Como consecuencia de este hechos, Carlos Francisco sufrió lesiones cosisteis en fractura de huesos propios nasales, sin desplazamiento de estructuras, dos heridas inciso contusas en el labio inferior, herida inciso contusa en cuero cabelludo, traumatismo en la región distal del segundo dedo de la mano derecha con equimosis subungueal y fractura articular de falange distal, precisando para su sanidad, además de primera asistencia facultativa, de sutura de la herida del cuero cabelludo y traumatismo ortopédico pro inmovilización del segundo dedo de la no derecha con férula de 'Snack' tardando en curar 30 días, de los cuales 10 fueron de incapacidad para sus ocupaciones habituales, y sin que le hayan quedado secuelas.

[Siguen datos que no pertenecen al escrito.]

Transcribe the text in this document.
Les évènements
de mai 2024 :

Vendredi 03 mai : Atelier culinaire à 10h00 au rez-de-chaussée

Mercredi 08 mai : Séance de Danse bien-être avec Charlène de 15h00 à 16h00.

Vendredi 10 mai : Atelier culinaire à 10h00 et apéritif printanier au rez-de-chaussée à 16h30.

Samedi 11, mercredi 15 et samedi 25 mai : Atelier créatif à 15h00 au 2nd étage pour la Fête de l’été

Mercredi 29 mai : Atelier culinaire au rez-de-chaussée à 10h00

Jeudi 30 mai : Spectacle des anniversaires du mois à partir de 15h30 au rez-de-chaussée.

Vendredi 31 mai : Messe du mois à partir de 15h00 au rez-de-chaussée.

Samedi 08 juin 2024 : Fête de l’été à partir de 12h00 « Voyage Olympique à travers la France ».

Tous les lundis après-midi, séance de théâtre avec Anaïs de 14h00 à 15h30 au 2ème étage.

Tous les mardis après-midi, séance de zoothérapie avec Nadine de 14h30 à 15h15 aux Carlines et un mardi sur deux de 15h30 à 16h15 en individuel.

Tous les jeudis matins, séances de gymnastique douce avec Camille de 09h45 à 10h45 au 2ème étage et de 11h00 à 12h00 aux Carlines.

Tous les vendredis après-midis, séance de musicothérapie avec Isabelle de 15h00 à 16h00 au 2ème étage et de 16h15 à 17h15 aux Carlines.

Cuando Carlota y Leocadia fueron detenidas pro agentes de la Policía Nacional, su amiga Elisenda , nacida el NUM004 -94 en Madrid, con DNI NUM005 , mayor de edad y sin antecedentes penales, se dirigió a los agentes con expresiones como 'sois unos mierdas', 'maricones', 'me cago en vuestro muertos' y 'os hemos grabado y voy a subir el video a You Tube', incitando a las personas que había en el lugar par que entorpecieran la labro policial, golpeando al furgón policial con la mano, impactando uno de los golpes contra el agente número NUM006 , que ocupaba el asiento del copiloto, tenía la ventanilla abierta y se giró en eses momento, sin llegar a causarle lesiones.'
Y cuyo 'FALLO' dice: 'Que debo condenar y condeno a Carlota y a Leocadia como autoras responsables criminalmente de un delito de lesiones prevenido en el articulo 147,1 del Código Penal , y a Elisenda como autora responsable criminalmente de una falta contra el orden público del artículo 634 del Código Penal (absolviéndola del delito de atentado y sin perjuicio de su revisión pro la entrada en vigor de la LO 1/12 de 30 de Marzo), sin la concurrencia de circunstancias modificativas de la responsabilidad criminal, imponiéndoles, a Carlota y a Leocadia , por el delito de lesiones cada una de ellas, la pena de 10 meses de prisión y, conforme con lo establecido en el artículo 56,2 del Código Penal , se le impone la accesoria de inhabilitación espeicla par el ejercicio del derecho de sufragio pasivo durante el tiempo que dure la condena, y a Elisenda , pro la falta contra el orden público, la pena de 60 días multa a razón de una cuota diaria de 4 euros, con aplicación subsidiaria de lo establecido en el artículo 53 del Código Penal en caso de impago, condenando igualmente a Carlota y a Leocadia a indemnizar, conjunta y solidariamente, a Carlos Francisco con la cantidad de 2000 euros pro las lesiones sufridas, con imposición de las costas procesales por partes iguales.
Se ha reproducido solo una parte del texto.